Use defaults and see how that works.

1 Like

Thank you. I believe the rclone defaults are transfers=4 and checkers=8 ?

It seems to me to be checkers that are slowing the copy. Should I use a very low number like 1 perhaps?

The best is to test to find out the sweet spot - there is no one settings good for all. Depends on too many local factors.

1 Like

After some testing, If I add a "--no-check-dest" flag as expected my transfer stays at 1gigabit consistently, no drop in speed, because no checking is done.

However is there a better way to do the checking that my mechanical HDD mergerfs file system can cope with better?

The server is otherwise powerful, CPU with over 18000+ CPU PassMark and over 20gigs of RAM available.

Hm, I said this a little too early. It seems even with --no-check-dest flag, files are hanging at 100% for a while before it moves on. Puzzling.

Edit: It's possible the other larger copy job is interfering with my tests and hanging up my --no-check transfer. When it eventually finishes I'll do some more substantial tests.

After successful file transfer its checksum is checked to ensure that there were no errors. It means that for a local filesystem all file has to be read and checksum calculated. It can result in noticeable "pauses" when your disk is slow and/or files are big.

If you do not care about checking use below flag:

      --ignore-checksum   Skip post copy check of checksums

Less safety you apply faster things will become - at the cost of increased risk of undetected errors. Choice is yours.

1 Like

Thank you. Aren't --ignore-checksum & --no-check-dest essentially doing the same or?

I realise checking is quite useful when moving vast data amounts, it would be annoying if many files got corrupted without knowing about it and the transfer as it is, is running at an average 40MB/s WITH checking, so that's not terrible.

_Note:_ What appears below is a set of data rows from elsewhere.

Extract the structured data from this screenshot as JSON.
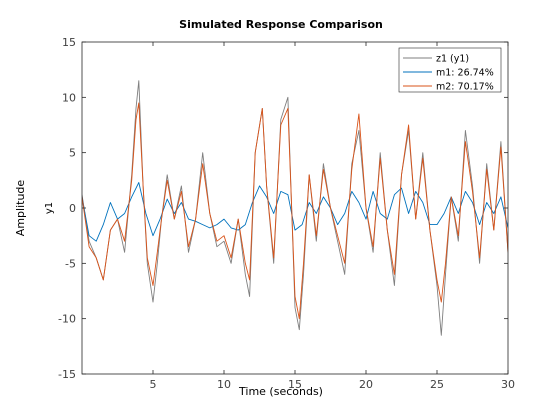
{
  "chart_data": {
    "type": "line",
    "title": "Simulated Response Comparison",
    "xlabel": "Time (seconds)",
    "ylabel": "Amplitude",
    "channel_label": "y1",
    "xlim": [
      0,
      30
    ],
    "ylim": [
      -15,
      15
    ],
    "xticks": [
      5,
      10,
      15,
      20,
      25,
      30
    ],
    "yticks": [
      -15,
      -10,
      -5,
      0,
      5,
      10,
      15
    ],
    "grid": false,
    "legend_position": "top-right",
    "series": [
      {
        "name": "z1 (y1)",
        "color": "#7f7f7f",
        "x": [
          0,
          0.5,
          1,
          1.5,
          2,
          2.5,
          3,
          3.5,
          3.8,
          4,
          4.3,
          4.6,
          5,
          5.3,
          5.6,
          6,
          6.5,
          7,
          7.5,
          8,
          8.5,
          9,
          9.5,
          10,
          10.5,
          11,
          11.5,
          11.8,
          12.2,
          12.7,
          13,
          13.5,
          14,
          14.5,
          15,
          15.3,
          15.6,
          16,
          16.5,
          17,
          17.5,
          18,
          18.5,
          19,
          19.5,
          20,
          20.5,
          21,
          21.5,
          22,
          22.5,
          23,
          23.5,
          24,
          24.5,
          25,
          25.3,
          25.6,
          26,
          26.5,
          27,
          27.5,
          28,
          28.5,
          29,
          29.5,
          30
        ],
        "y": [
          1.2,
          -3,
          -4.5,
          -6.5,
          -2,
          -1,
          -4,
          3,
          9,
          11.5,
          2,
          -5,
          -8.5,
          -5,
          -1,
          3,
          -1,
          2,
          -4,
          -1,
          5,
          -0.5,
          -3.5,
          -3,
          -5,
          -1,
          -6,
          -8,
          5,
          9,
          2,
          -5,
          8,
          10,
          -9,
          -11,
          -6,
          3,
          -3,
          4,
          0,
          -3,
          -6,
          4,
          7,
          0,
          -4,
          5,
          -2,
          -7,
          3,
          7,
          -1,
          5,
          -2,
          -7,
          -11.5,
          -6,
          1,
          -3,
          7,
          2,
          -5,
          4,
          -2,
          6,
          -4
        ]
      },
      {
        "name": "m1: 26.74%",
        "color": "#0072bd",
        "x": [
          0,
          0.5,
          1,
          1.5,
          2,
          2.5,
          3,
          3.5,
          4,
          4.5,
          5,
          5.5,
          6,
          6.5,
          7,
          7.5,
          8,
          8.5,
          9,
          9.5,
          10,
          10.5,
          11,
          11.5,
          12,
          12.5,
          13,
          13.5,
          14,
          14.5,
          15,
          15.5,
          16,
          16.5,
          17,
          17.5,
          18,
          18.5,
          19,
          19.5,
          20,
          20.5,
          21,
          21.5,
          22,
          22.5,
          23,
          23.5,
          24,
          24.5,
          25,
          25.5,
          26,
          26.5,
          27,
          27.5,
          28,
          28.5,
          29,
          29.5,
          30
        ],
        "y": [
          1,
          -2.5,
          -3,
          -1.5,
          0.5,
          -1,
          -0.5,
          1,
          2.3,
          -0.5,
          -2.5,
          -1,
          0.8,
          -0.5,
          0.5,
          -1,
          -1.2,
          -1.5,
          -1.8,
          -1.5,
          -1,
          -1.8,
          -2,
          -1.5,
          0.5,
          2,
          1,
          -0.5,
          1.5,
          1.2,
          -2,
          -1.5,
          0.5,
          -0.5,
          1,
          0,
          -1.5,
          -0.5,
          1.5,
          0.5,
          -1,
          1.5,
          -0.5,
          -1,
          1.2,
          1.8,
          -0.5,
          1.5,
          0.5,
          -1.5,
          -1.5,
          -0.5,
          1,
          -0.5,
          1.5,
          0.5,
          -1.5,
          0.5,
          -0.5,
          1,
          -1.8
        ]
      },
      {
        "name": "m2: 70.17%",
        "color": "#d95319",
        "x": [
          0,
          0.5,
          1,
          1.5,
          2,
          2.5,
          3,
          3.5,
          3.8,
          4,
          4.3,
          4.6,
          5,
          5.3,
          5.6,
          6,
          6.5,
          7,
          7.5,
          8,
          8.5,
          9,
          9.5,
          10,
          10.5,
          11,
          11.5,
          11.8,
          12.2,
          12.7,
          13,
          13.5,
          14,
          14.5,
          15,
          15.3,
          15.6,
          16,
          16.5,
          17,
          17.5,
          18,
          18.5,
          19,
          19.5,
          20,
          20.5,
          21,
          21.5,
          22,
          22.5,
          23,
          23.5,
          24,
          24.5,
          25,
          25.3,
          25.6,
          26,
          26.5,
          27,
          27.5,
          28,
          28.5,
          29,
          29.5,
          30
        ],
        "y": [
          1,
          -3.5,
          -4.5,
          -6.5,
          -2,
          -1,
          -3,
          2.5,
          8,
          9.5,
          2,
          -4.5,
          -7,
          -4,
          -1,
          2.5,
          -1,
          1.5,
          -3.5,
          -1,
          4,
          -0.5,
          -3,
          -2.5,
          -4.5,
          -1,
          -5,
          -6.5,
          5,
          9,
          2,
          -4.5,
          7.5,
          9,
          -8,
          -10,
          -5,
          3,
          -2.5,
          3.5,
          0,
          -2.5,
          -5,
          3.5,
          8.5,
          0,
          -3.5,
          4.5,
          -2,
          -6,
          3,
          7.5,
          -1,
          4.5,
          -2,
          -6.5,
          -8.5,
          -5,
          1,
          -2.5,
          6,
          1.5,
          -4.5,
          3.5,
          -2,
          5.5,
          -4
        ]
      }
    ]
  }
}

But good for me to know the options.

No they are not the same. You can read all details in docs. Which is always advisable as using random flags will lead to random results.

1 Like

How right you are, I assume it's still checking with that flag. Could --check-first help me out in this case? I guess not, because the destination directory is going to be empty when the copy job starts.

The files aren't going to be there for long either, because they will be uploaded out to a crypt google remote, I'm not doing it directly because I need to encrypt & a script cycles through some accs to upload more than the 750GB limit a day.

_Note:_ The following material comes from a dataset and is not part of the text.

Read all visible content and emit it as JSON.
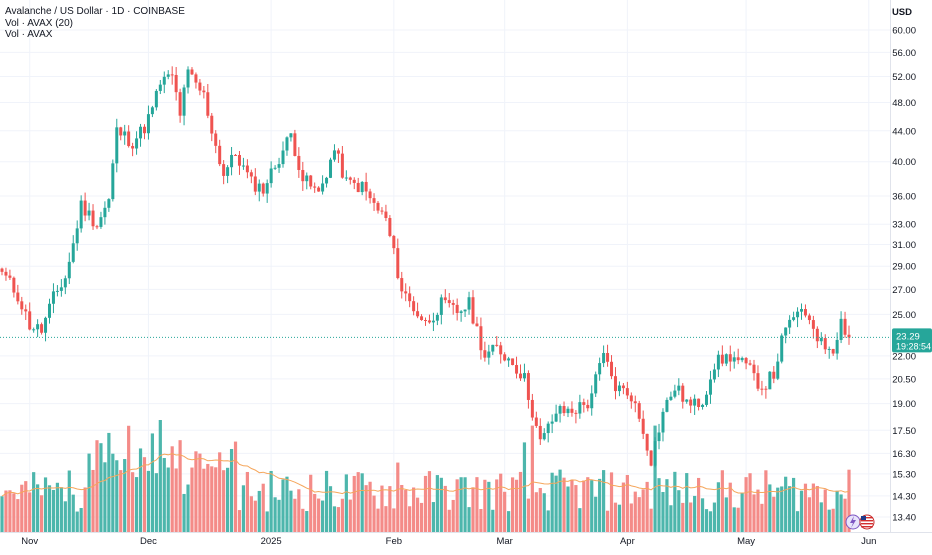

Help with what? Have you read what this flag is doing?

If not sure and this is one off job it is much safer to rely on default settings. Does it really matter if it takes a bit longer?

1 Like

Yes, it does the checking before the transfer begins. However there are no files in the destination before it begins, so I guess my assumption is it would not do much at all.

This is just 1 copy batch of many, so it's useful for me to know how I can optimize it optimally. Thank you for your assistance.

--check-first will check before transferring anything what has to be transferred. It can be useful if you want more precise ETA up front or when checking impacts transfers (on some IO limited systems)

It has no impact on actual transfers and hash checking later.

1 Like

Okay, thanks for clarifying. I think this flag you've provided me with

--ignore-checksum   Skip post copy check of checksums

Is really the only one that will impact my copy jobs considerably.

If I changed --checkers=1 - it would still do the checksum on every single file right? And possibly slower with only 1 checker am I understanding that right?

Unless you specify --ignore-checksum - checkers check what to transfer. Not what was transferred successfully or not.

Your bottleneck is your HDD - not rclone.

Now what is optimal number of "checkers" - it depends on your local system. Only way to find out is to test.

1 Like

I am well aware, rclone is a fantastic tool & champ here and the HDD is bottlenecking me. I am going to be conducting a lot of tests.
I know for one fact that my creation policy for my mergerFS is mspmfs and 1 disk is larger than the 3 others, which means it will use only 1 out of the 4 disks a majority of the time, so I'm going to change it so the data gets distributed over the 4 HDDs, this should be very helpful for me.

1 Like

Okay with 4 mechanical HDDs in play this is running much much better! Thanks for assistance y'all.